The shares were up 3 percent to $79.52 at 11:02 a.m. in New York.
The slight delay in the Rite Aid deal closing time frame is a good sign, because it suggests that the companies are sorting out which stores to divest with the regulators, according to Ross Muken, an analyst at Evercore ISI who recommends buying the shares. It means regulators aren’t outright blocking the deal.
“The longer the process takes the more likely it is to close,” he said in a note to clients.
Earnings, excluding some items, were $1.07 a share in the quarter ended Aug. 31, the drugstore chain said in a statement, topping the 99-cent average of predictions compiled by Bloomberg. But revenue fell short of predictions. U.S. same-store retail sales, which exclude newest locations, declined 0.3 percent.

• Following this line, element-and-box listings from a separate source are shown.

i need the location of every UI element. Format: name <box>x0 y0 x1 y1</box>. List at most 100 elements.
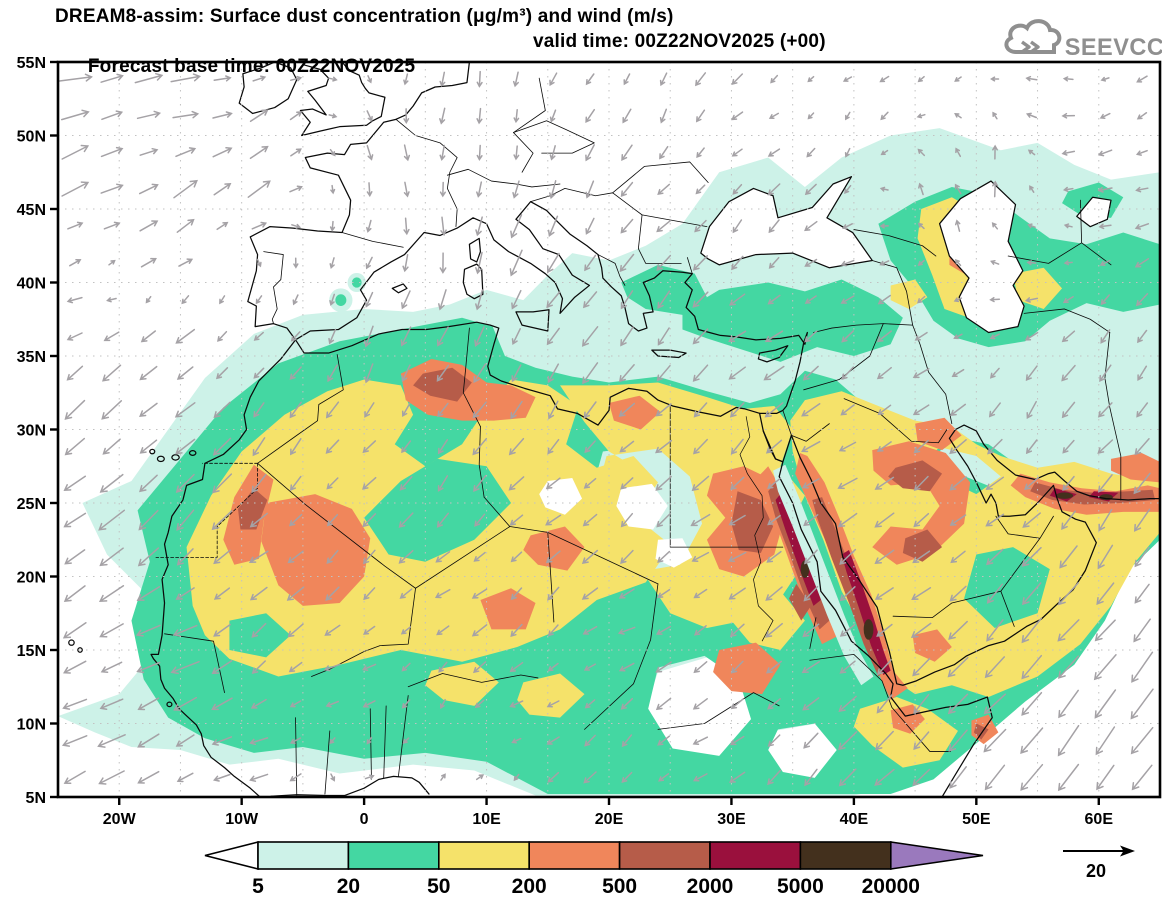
wind-arrow <box>954 76 962 82</box>
wind-arrow <box>877 659 892 676</box>
wind-arrow <box>801 403 821 417</box>
wind-arrow <box>1131 651 1154 683</box>
wind-arrow <box>211 659 233 675</box>
wind-arrow <box>989 367 1000 379</box>
coastlines-shape <box>516 310 549 331</box>
wind-arrow <box>954 183 962 195</box>
wind-arrow <box>838 695 857 713</box>
wind-arrow <box>657 290 671 310</box>
wind-arrow <box>401 364 411 383</box>
wind-arrow <box>62 622 87 639</box>
wind-arrow <box>329 737 336 745</box>
wind-arrow <box>1058 689 1079 719</box>
dust-layer-500-2000-shape <box>902 529 943 562</box>
wind-arrow <box>918 182 924 196</box>
colorbar-above-arrow <box>889 841 984 870</box>
wind-arrow <box>765 586 783 601</box>
wind-arrow <box>949 514 967 526</box>
wind-arrow <box>767 294 781 305</box>
wind-arrow <box>621 771 633 783</box>
dust-layer-200-500-shape <box>523 526 585 571</box>
lat-tick-label: 35N <box>17 349 46 366</box>
wind-arrow <box>693 661 708 674</box>
wind-arrow <box>1100 76 1110 82</box>
water-overlays-shape <box>700 176 873 268</box>
wind-arrow <box>289 401 302 419</box>
wind-arrow <box>985 513 1005 527</box>
dust-layer-50-200-shape <box>1013 267 1063 309</box>
country-borders-shape <box>1105 332 1121 500</box>
wind-arrow <box>61 144 90 160</box>
wind-arrow <box>1025 365 1038 382</box>
wind-arrow <box>1133 618 1151 643</box>
wind-arrow <box>727 551 747 563</box>
wind-arrow <box>473 363 487 384</box>
wind-arrow <box>1062 295 1074 304</box>
wind-arrow <box>912 550 931 564</box>
wind-arrow <box>692 698 708 710</box>
wind-arrow <box>510 623 523 638</box>
wind-arrow <box>804 330 818 343</box>
wind-arrow <box>290 438 302 456</box>
wind-arrow <box>1024 476 1040 491</box>
wind-reference-arrowhead <box>1120 845 1135 857</box>
lat-tick-label: 55N <box>17 55 46 72</box>
wind-arrow <box>916 113 926 119</box>
coastlines-shape <box>1077 197 1111 226</box>
wind-arrow <box>1097 402 1113 418</box>
wind-arrow <box>657 735 671 746</box>
lon-tick-label: 60E <box>1085 811 1114 828</box>
colorbar-below-arrow <box>204 840 259 871</box>
colorbar: 5 20 50 200 500 2000 5000 20000 <box>204 840 984 898</box>
wind-arrow <box>874 549 895 565</box>
cloud-chevron-icon <box>1021 40 1040 54</box>
wind-arrow <box>620 512 634 528</box>
wind-arrow <box>145 295 152 304</box>
wind-arrow <box>876 366 892 380</box>
wind-arrow <box>954 219 961 232</box>
wind-arrow <box>402 737 410 744</box>
wind-arrow <box>139 365 158 381</box>
wind-arrow <box>985 476 1005 491</box>
wind-arrow <box>659 108 668 124</box>
wind-arrow <box>1025 439 1038 455</box>
colorbar-tick-label: 5000 <box>777 875 824 898</box>
wind-arrow <box>439 698 446 710</box>
country-borders-shape <box>165 634 225 693</box>
wind-arrow <box>874 768 895 786</box>
country-borders-shape <box>1024 309 1110 333</box>
wind-arrow <box>1061 510 1076 530</box>
wind-arrow <box>1024 331 1039 341</box>
country-borders-shape <box>342 233 403 248</box>
wind-arrow <box>330 773 336 782</box>
wind-arrow <box>1020 727 1044 754</box>
wind-arrow <box>66 332 83 341</box>
wind-arrow <box>547 586 560 601</box>
wind-arrow <box>877 294 892 305</box>
wind-arrow <box>99 473 124 493</box>
wind-arrow <box>137 697 160 711</box>
wind-arrow <box>98 585 125 603</box>
wind-arrow <box>508 476 525 491</box>
country-borders-shape <box>296 718 330 796</box>
country-borders-shape <box>548 532 554 622</box>
wind-arrow <box>953 333 963 340</box>
wind-arrow <box>730 698 744 710</box>
wind-arrow <box>509 249 523 277</box>
lat-tick-label: 15N <box>17 643 46 660</box>
lat-tick-label: 30N <box>17 423 46 440</box>
wind-arrow <box>1093 654 1117 681</box>
wind-arrow <box>732 183 743 195</box>
wind-arrow <box>253 367 265 379</box>
wind-arrow <box>1094 689 1117 719</box>
wind-arrow <box>839 660 856 674</box>
wind-arrow <box>545 514 562 526</box>
wind-arrow <box>764 330 784 343</box>
wind-arrow <box>1099 112 1111 119</box>
wind-arrow <box>367 75 373 84</box>
wind-arrow <box>879 260 890 266</box>
wind-arrow <box>880 149 889 156</box>
wind-arrow <box>839 548 857 565</box>
wind-arrow <box>581 326 599 347</box>
wind-arrow <box>173 179 198 199</box>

In spite of renovations of its stores’ cosmetics areas to bring in more shoppers, especially health-conscious women, the Deerfield, Illinois-based company has so far failed to boost sales of front-of-store products. Same-store retail sales in the U.S. have declined in three out of the past four quarters.
Other highlights from the statement:
- Revenue rose 0.4 percent to $28.6 billion, lower than the $29.1 billion average of estimates.
- The stronger dollar hurt units from abroad. Sales gained 2.5 percent excluding the impact from currencies
- Sales, general and administration costs declined 4.9 percent
- The company forecast fiscal 2017 adjusted earnings per share of $4.85 and $5.20. The mid-range is in line with the $5.01 average of analysts’ predictions.
(A previous version of this story was corrected to provide the correct date of earnings statement.)